0 August 14, 2013  Transportation & Infrastructure

The merit shop construction community in Southern California again demonstrated this week they can create value for taxpayers without wasteful and discriminatory project labor agreements (PLAs).

On Tuesday, the $1 billion expansion of San Diego’s Lindbergh Field opened to the public.  This project was completed on time, under budget, created thousands of jobs, resulted in an environmentally conscious facility and experienced no significant labor disputes.


Courtesy of the San Diego Airport Authority

Plus, it was built without the unnecessary burden of a PLA mandate.

Here are the highlights from the San Diego County Airport Authority’s press release celebrating the opening of the facility, with our emphasis added:

SAN DIEGO, Aug. 13, 2013 /PRNewswire/ — The Green Build expansion at San Diego International Airport opened to passengers today, marking the completion of the largest project in the airport’s history. The Green Build was completed on schedule and is expected to be $45 million under budget.


Called “The Green Build” due to the Airport Authority’s commitment to sustainability and the environment, as well as positive economic impact, the project created a role for 7,000 workers, including local, small, disadvantaged and minority-owned businesses. A positive outcome of the Airport Authority’s aggressive small business outreach program was that more than $415 million in contracts were awarded to local businesses, with $118 million going to small businesses.


The Green Build is designed to achieve Leadership in Energy and Environmental Design (LEED) Silver certification from the U.S. Green Building Council—a testament to the airport’s commitment to sustainability—and may achieve LEED Gold. Official LEED status is currently under consideration and is expected by mid-2014.

The Green Build was funded by user fees, airport revenue bonds, airport cash and FAA grants. The project is expected to finish $45 million under budget at a total cost of $907 million—$820 million for the project and the remainder in financing costs. A portion of the savings was the result of the Airport Authority’s two successful bond sales. The organization was able to secure significantly low true interest cost of 3.92% (2013) and 4.38% (2010), saving millions over the life of the bonds.

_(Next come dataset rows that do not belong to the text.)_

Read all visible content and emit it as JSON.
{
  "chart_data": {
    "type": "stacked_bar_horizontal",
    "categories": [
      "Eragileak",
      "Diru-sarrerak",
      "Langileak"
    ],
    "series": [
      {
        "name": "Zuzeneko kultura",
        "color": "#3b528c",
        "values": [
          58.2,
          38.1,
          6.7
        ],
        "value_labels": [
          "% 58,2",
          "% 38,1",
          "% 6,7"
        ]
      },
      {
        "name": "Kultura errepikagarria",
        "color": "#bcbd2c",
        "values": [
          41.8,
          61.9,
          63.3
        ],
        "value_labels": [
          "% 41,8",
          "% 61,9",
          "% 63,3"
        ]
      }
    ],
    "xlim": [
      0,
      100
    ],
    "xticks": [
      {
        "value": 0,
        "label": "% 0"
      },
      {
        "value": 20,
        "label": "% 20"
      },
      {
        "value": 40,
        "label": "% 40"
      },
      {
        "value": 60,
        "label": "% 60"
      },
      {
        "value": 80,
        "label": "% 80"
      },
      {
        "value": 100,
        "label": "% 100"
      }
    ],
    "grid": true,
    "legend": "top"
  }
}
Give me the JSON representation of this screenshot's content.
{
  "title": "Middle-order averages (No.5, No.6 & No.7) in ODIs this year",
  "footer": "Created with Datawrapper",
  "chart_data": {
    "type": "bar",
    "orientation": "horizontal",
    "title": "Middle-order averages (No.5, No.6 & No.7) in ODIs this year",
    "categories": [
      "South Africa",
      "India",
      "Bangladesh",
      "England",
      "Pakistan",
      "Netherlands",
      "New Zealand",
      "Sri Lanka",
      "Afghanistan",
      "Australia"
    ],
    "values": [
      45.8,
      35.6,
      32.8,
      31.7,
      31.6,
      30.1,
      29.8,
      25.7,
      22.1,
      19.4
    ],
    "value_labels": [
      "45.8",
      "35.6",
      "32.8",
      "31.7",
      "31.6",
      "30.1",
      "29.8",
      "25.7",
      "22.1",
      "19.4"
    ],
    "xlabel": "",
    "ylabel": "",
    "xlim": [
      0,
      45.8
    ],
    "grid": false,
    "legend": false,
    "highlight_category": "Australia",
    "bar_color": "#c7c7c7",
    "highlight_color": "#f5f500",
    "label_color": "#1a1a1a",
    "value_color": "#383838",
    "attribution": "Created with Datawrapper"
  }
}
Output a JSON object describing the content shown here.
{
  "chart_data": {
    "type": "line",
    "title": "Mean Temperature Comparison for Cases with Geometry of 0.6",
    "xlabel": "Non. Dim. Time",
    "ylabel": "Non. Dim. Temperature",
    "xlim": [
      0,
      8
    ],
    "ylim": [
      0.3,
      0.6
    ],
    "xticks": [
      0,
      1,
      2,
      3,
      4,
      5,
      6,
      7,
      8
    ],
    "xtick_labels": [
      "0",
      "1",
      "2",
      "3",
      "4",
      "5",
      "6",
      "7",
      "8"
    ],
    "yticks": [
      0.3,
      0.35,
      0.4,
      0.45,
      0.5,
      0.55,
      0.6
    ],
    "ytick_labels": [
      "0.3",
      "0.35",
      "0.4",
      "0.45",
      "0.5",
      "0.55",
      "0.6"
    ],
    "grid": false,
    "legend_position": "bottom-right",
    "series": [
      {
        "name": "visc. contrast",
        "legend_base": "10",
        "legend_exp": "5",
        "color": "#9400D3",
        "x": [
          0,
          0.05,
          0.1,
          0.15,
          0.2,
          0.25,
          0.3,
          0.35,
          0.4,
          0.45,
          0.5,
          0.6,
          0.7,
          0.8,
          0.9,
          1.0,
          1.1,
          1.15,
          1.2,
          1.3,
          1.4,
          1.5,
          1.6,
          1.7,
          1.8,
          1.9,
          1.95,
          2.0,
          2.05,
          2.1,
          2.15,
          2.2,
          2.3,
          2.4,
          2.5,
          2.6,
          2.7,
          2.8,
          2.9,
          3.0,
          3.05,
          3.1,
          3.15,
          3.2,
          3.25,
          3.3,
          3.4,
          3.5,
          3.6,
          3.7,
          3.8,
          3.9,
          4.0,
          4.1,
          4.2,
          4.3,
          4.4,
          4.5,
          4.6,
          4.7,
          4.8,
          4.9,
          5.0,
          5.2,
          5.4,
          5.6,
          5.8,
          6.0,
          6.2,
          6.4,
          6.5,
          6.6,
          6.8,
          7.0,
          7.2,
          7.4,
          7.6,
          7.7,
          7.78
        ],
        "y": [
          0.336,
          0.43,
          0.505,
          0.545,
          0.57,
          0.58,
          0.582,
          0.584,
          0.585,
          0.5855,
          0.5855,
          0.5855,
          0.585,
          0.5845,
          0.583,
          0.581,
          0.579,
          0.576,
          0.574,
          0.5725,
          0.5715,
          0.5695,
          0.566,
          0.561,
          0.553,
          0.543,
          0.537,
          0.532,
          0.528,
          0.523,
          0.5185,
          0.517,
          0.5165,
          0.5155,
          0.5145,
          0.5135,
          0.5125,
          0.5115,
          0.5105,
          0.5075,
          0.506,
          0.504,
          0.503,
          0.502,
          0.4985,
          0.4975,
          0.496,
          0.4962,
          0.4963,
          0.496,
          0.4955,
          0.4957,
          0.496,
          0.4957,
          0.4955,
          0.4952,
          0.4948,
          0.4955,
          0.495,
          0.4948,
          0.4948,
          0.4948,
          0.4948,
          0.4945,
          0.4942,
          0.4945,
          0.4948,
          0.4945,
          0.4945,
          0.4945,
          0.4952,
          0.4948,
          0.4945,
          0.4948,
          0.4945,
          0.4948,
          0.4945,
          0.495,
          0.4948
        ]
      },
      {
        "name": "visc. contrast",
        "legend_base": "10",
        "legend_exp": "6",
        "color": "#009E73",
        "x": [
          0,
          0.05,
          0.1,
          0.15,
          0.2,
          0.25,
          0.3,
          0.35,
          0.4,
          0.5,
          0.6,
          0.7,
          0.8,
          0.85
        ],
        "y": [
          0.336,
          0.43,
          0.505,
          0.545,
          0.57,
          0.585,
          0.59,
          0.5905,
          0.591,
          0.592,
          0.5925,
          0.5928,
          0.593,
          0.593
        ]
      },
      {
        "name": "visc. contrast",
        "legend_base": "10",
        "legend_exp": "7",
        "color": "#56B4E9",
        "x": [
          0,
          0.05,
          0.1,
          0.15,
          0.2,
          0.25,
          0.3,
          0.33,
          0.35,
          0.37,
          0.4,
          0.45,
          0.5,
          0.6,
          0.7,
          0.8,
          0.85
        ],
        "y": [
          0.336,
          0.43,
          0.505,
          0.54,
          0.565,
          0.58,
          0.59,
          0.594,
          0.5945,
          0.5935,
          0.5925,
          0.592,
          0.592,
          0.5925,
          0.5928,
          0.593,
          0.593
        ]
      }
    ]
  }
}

Voters in the San Diego area already understand that PLAs don’t work. We know this because the City of San Diego voted overwhelmingly to ban government-mandated PLAs on city and city-funded projects in 2012, and San Diego County voters did the same by an even larger margin in 2010.

This example should be instructive for politicians throughout the nation who buy the outdated union line that the only way to successfully complete large-scale construction projects is through the use of wasteful and discriminatory PLA mandates. The success of this project in attracting both small and local contractors debunks union claims that PLAs are necessary to encourage local contractors and their workers to participate in projects in the communities. It clearly shows these claims are unfounded and that an aggressive outreach program can accomplish the same objectives – without the discrimination guaranteed as a result of a PLA mandate.

Finally, the successful completion of the “Green Build” project shines a bright light on the San Diego Convention Center project.  Despite the obvious will of the voters in the area, local officials responded to a greenmail campaign by local construction unions by encouraging the contracting team on the project to include a PLA.

Here at TheTruthAboutPLAs.com, we will be watching the convention center project closely and comparing the results to the airport expansion. Unfortunately, we suspect local taxpayers and the vast majority of the local construction workforce that chooses not to join a labor organization will not be getting as good of a deal.